Ever since the age of 5, if not sooner, I was always engaged in indoor exercise– ballet, swimming, gymnastics, aerobics classes, yoga, running on a treadmill, etc. This form of stress-relief worked for me for over four decades until March 2020 when COVID-19 hit, the gyms closed, and I was forced to shift gears fast. Aside from walking 4 miles a day, to positively channel my anger/frustration with our “new norm,” I decided to take up golf, a nice socially distant sport that you can play long into your later years of life. Yet, what started as a lark, soon became much more.

Throughout this pandemic, at least for a few hours, the golf course has offered me a restored sense of normalcy. Surrounded by natural beauty, and friendly people, one can forget for a while that so much has been lost these past few months and instead focus on something positive. Along the way, it’s also reminded me of many life lessons well worth preserving in our memory banks, including the following:

1. Embrace challenges– rather than always stick to the familiar, it’s good to step outside our comfort zone and try something new. No one else expects you to be perfect at first (and neither should you), however, it never hurts to find a good coach to work with you. 
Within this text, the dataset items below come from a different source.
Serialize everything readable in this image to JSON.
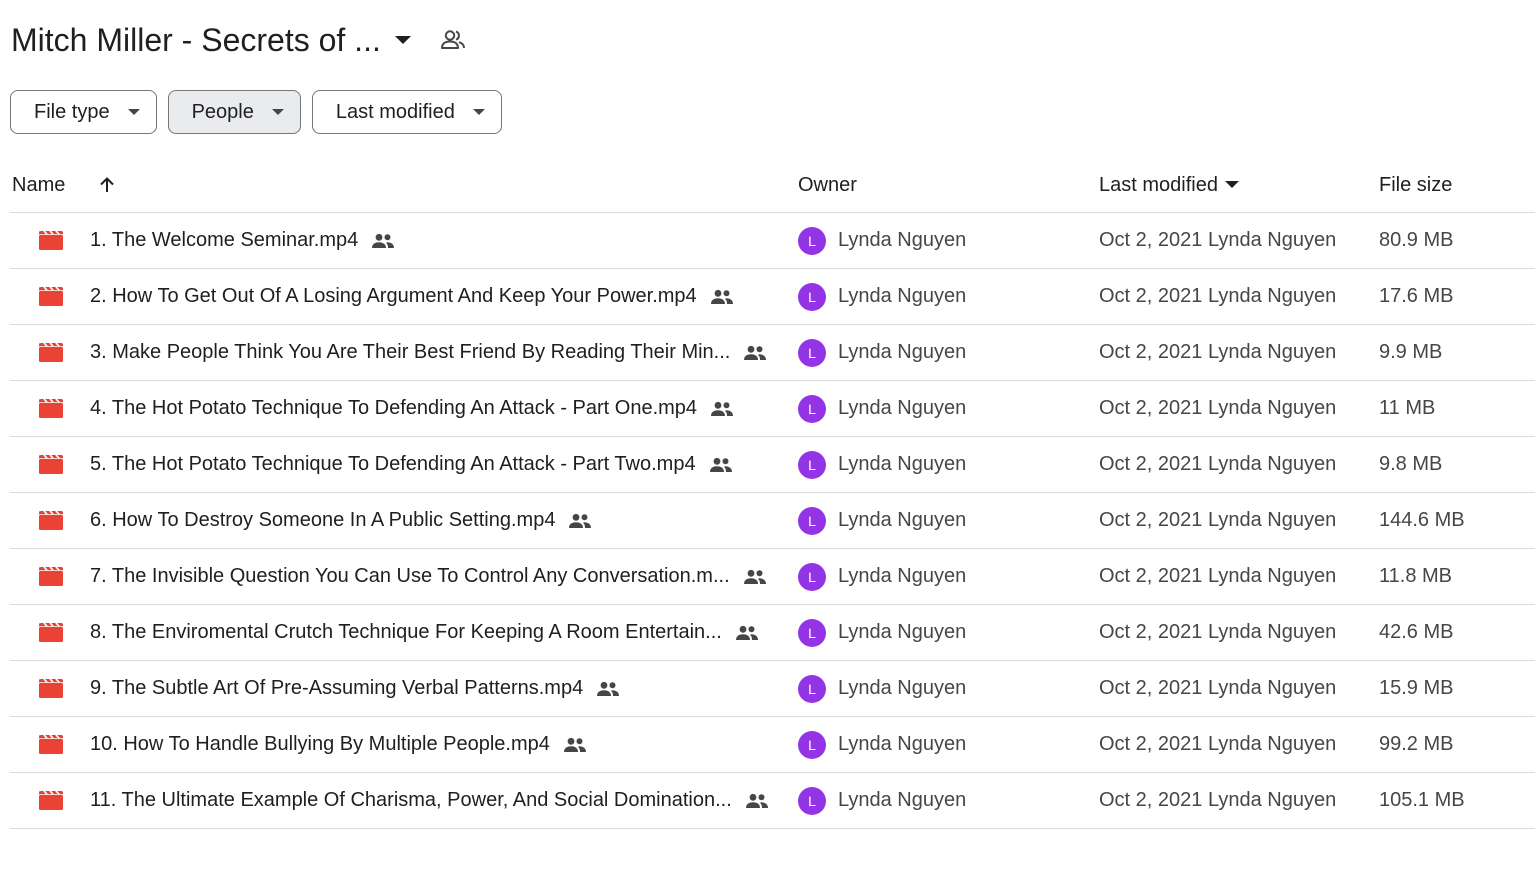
{
  "header": {
    "title": "Mitch Miller - Secrets of ...",
    "caret_icon": "arrow-drop-down-icon",
    "shared_icon": "people-outline-icon"
  },
  "filters": [
    {
      "label": "File type",
      "active": false
    },
    {
      "label": "People",
      "active": true
    },
    {
      "label": "Last modified",
      "active": false
    }
  ],
  "table": {
    "columns": {
      "name": "Name",
      "owner": "Owner",
      "last_modified": "Last modified",
      "file_size": "File size"
    },
    "rows": [
      {
        "name": "1. The Welcome Seminar.mp4",
        "owner": "Lynda Nguyen",
        "owner_initial": "L",
        "modified": "Oct 2, 2021 Lynda Nguyen",
        "size": "80.9 MB"
      },
      {
        "name": "2. How To Get Out Of A Losing Argument And Keep Your Power.mp4",
        "owner": "Lynda Nguyen",
        "owner_initial": "L",
        "modified": "Oct 2, 2021 Lynda Nguyen",
        "size": "17.6 MB"
      },
      {
        "name": "3. Make People Think You Are Their Best Friend By Reading Their Min...",
        "owner": "Lynda Nguyen",
        "owner_initial": "L",
        "modified": "Oct 2, 2021 Lynda Nguyen",
        "size": "9.9 MB"
      },
      {
        "name": "4. The Hot Potato Technique To Defending An Attack - Part One.mp4",
        "owner": "Lynda Nguyen",
        "owner_initial": "L",
        "modified": "Oct 2, 2021 Lynda Nguyen",
        "size": "11 MB"
      },
      {
        "name": "5. The Hot Potato Technique To Defending An Attack - Part Two.mp4",
        "owner": "Lynda Nguyen",
        "owner_initial": "L",
        "modified": "Oct 2, 2021 Lynda Nguyen",
        "size": "9.8 MB"
      },
      {
        "name": "6. How To Destroy Someone In A Public Setting.mp4",
        "owner": "Lynda Nguyen",
        "owner_initial": "L",
        "modified": "Oct 2, 2021 Lynda Nguyen",
        "size": "144.6 MB"
      },
      {
        "name": "7. The Invisible Question You Can Use To Control Any Conversation.m...",
        "owner": "Lynda Nguyen",
        "owner_initial": "L",
        "modified": "Oct 2, 2021 Lynda Nguyen",
        "size": "11.8 MB"
      },
      {
        "name": "8. The Enviromental Crutch Technique For Keeping A Room Entertain...",
        "owner": "Lynda Nguyen",
        "owner_initial": "L",
        "modified": "Oct 2, 2021 Lynda Nguyen",
        "size": "42.6 MB"
      },
      {
        "name": "9. The Subtle Art Of Pre-Assuming Verbal Patterns.mp4",
        "owner": "Lynda Nguyen",
        "owner_initial": "L",
        "modified": "Oct 2, 2021 Lynda Nguyen",
        "size": "15.9 MB"
      },
      {
        "name": "10. How To Handle Bullying By Multiple People.mp4",
        "owner": "Lynda Nguyen",
        "owner_initial": "L",
        "modified": "Oct 2, 2021 Lynda Nguyen",
        "size": "99.2 MB"
      },
      {
        "name": "11. The Ultimate Example Of Charisma, Power, And Social Domination...",
        "owner": "Lynda Nguyen",
        "owner_initial": "L",
        "modified": "Oct 2, 2021 Lynda Nguyen",
        "size": "105.1 MB"
      }
    ]
  },
  "colors": {
    "video_icon": "#ea4335",
    "avatar": "#9334e6",
    "border": "#dadce0",
    "chip_active_bg": "#e9ebee"
  }
}
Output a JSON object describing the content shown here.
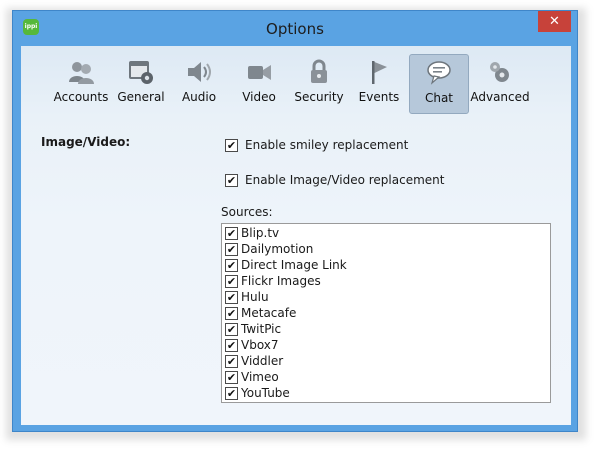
{
  "window": {
    "title": "Options",
    "app_icon_text": "ippi",
    "close_glyph": "✕"
  },
  "toolbar": {
    "tabs": [
      {
        "label": "Accounts",
        "icon": "accounts-icon",
        "active": false
      },
      {
        "label": "General",
        "icon": "general-icon",
        "active": false
      },
      {
        "label": "Audio",
        "icon": "audio-icon",
        "active": false
      },
      {
        "label": "Video",
        "icon": "video-icon",
        "active": false
      },
      {
        "label": "Security",
        "icon": "security-icon",
        "active": false
      },
      {
        "label": "Events",
        "icon": "events-icon",
        "active": false
      },
      {
        "label": "Chat",
        "icon": "chat-icon",
        "active": true
      },
      {
        "label": "Advanced",
        "icon": "advanced-icon",
        "active": false
      }
    ]
  },
  "section": {
    "label": "Image/Video:"
  },
  "options": {
    "smiley": {
      "label": "Enable smiley replacement",
      "checked": true
    },
    "image_video": {
      "label": "Enable Image/Video replacement",
      "checked": true
    }
  },
  "sources": {
    "label": "Sources:",
    "items": [
      {
        "label": "Blip.tv",
        "checked": true
      },
      {
        "label": "Dailymotion",
        "checked": true
      },
      {
        "label": "Direct Image Link",
        "checked": true
      },
      {
        "label": "Flickr Images",
        "checked": true
      },
      {
        "label": "Hulu",
        "checked": true
      },
      {
        "label": "Metacafe",
        "checked": true
      },
      {
        "label": "TwitPic",
        "checked": true
      },
      {
        "label": "Vbox7",
        "checked": true
      },
      {
        "label": "Viddler",
        "checked": true
      },
      {
        "label": "Vimeo",
        "checked": true
      },
      {
        "label": "YouTube",
        "checked": true
      }
    ]
  },
  "colors": {
    "frame": "#5aa3e3",
    "close_button": "#c7423a",
    "active_tab": "#b6c8da",
    "app_icon": "#56b83b"
  }
}
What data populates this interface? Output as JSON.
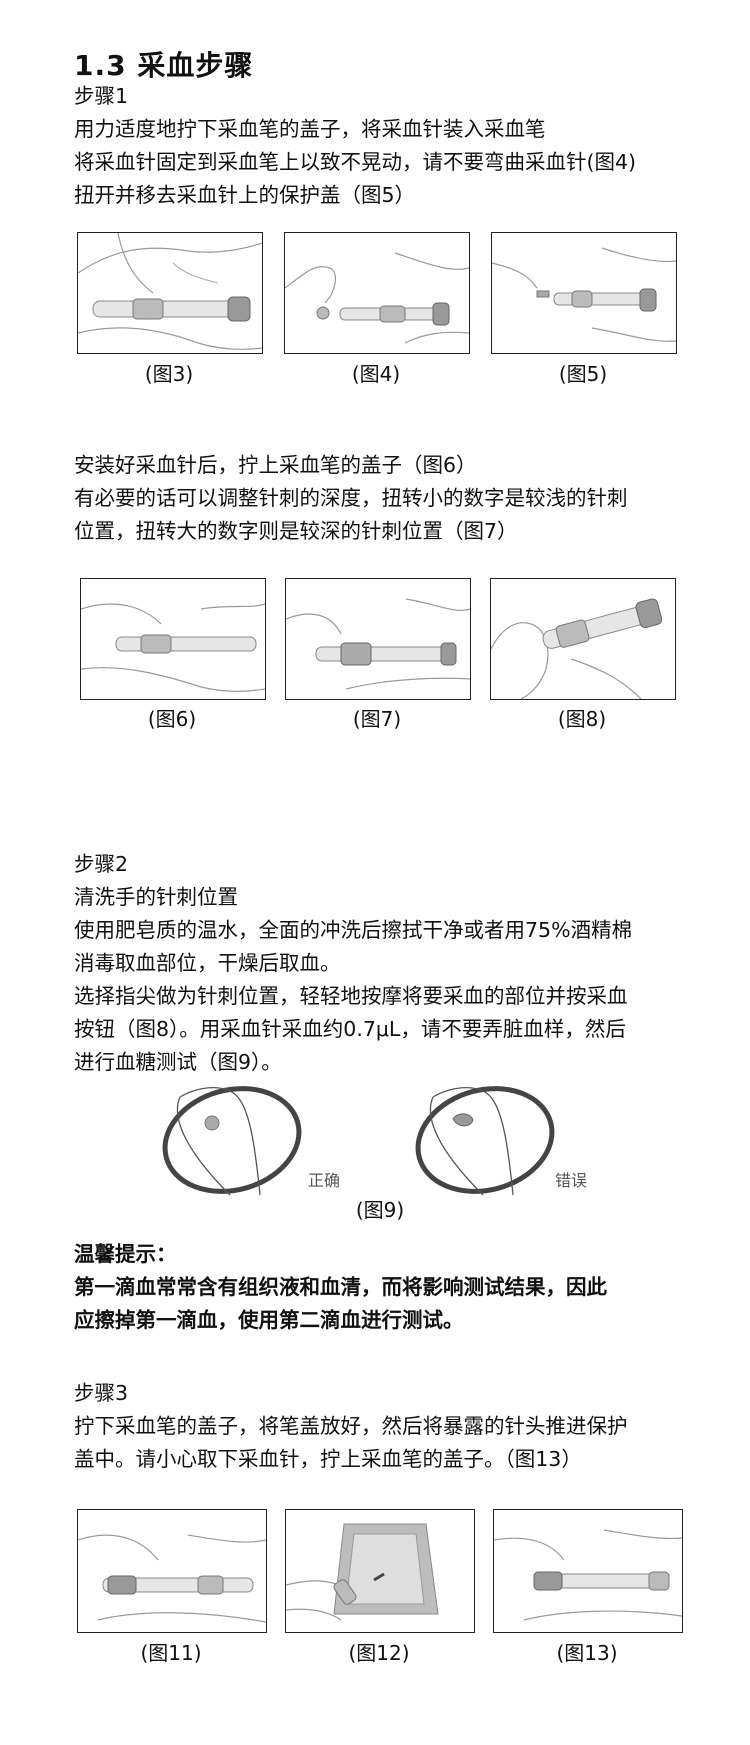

2. Set goals– it’s important to our mental well-being to set goals, even modest short-term ones that give us something to work towards. If we stick with it, we’ll see that practice does pay off, and it’s good to feel a sense of accomplishment and  satisfaction.

3. Conquer fears– life is full of “troubles” not just bunkers, water and junk areas. Just as you can learn how to deal with these difficulties on the course, you can also figure out how to either avoid or manage trouble in life.

4. Think strategically– after you get the lay of the land, with each move you make along the way you need to (1) know the rules, (2) consider how each piece of your equipment performs, (3) assess all the risks and (4) make calculated decisions.

5. Have fun– accept that mistakes will happen, and you will lose some balls, but as long as you have good weather, are in good company and you maintain a good attitude (including an ability to laugh at yourself), it’s all going to be okay.  More importantly, remember the good, forget the bad and celebrate those wins.

At the end of the day, no one else really pays attention to how you play (unless you are a pro).  Everyone is mainly focused on their own game performance. Isn’t the same generally true in life? All anyone else cares about on the course is whether you are punctual, show up prepared and remain polite. If only we could all remember these 3 Ps throughout the rest of the day, imagine how much better our pandemic existence would be!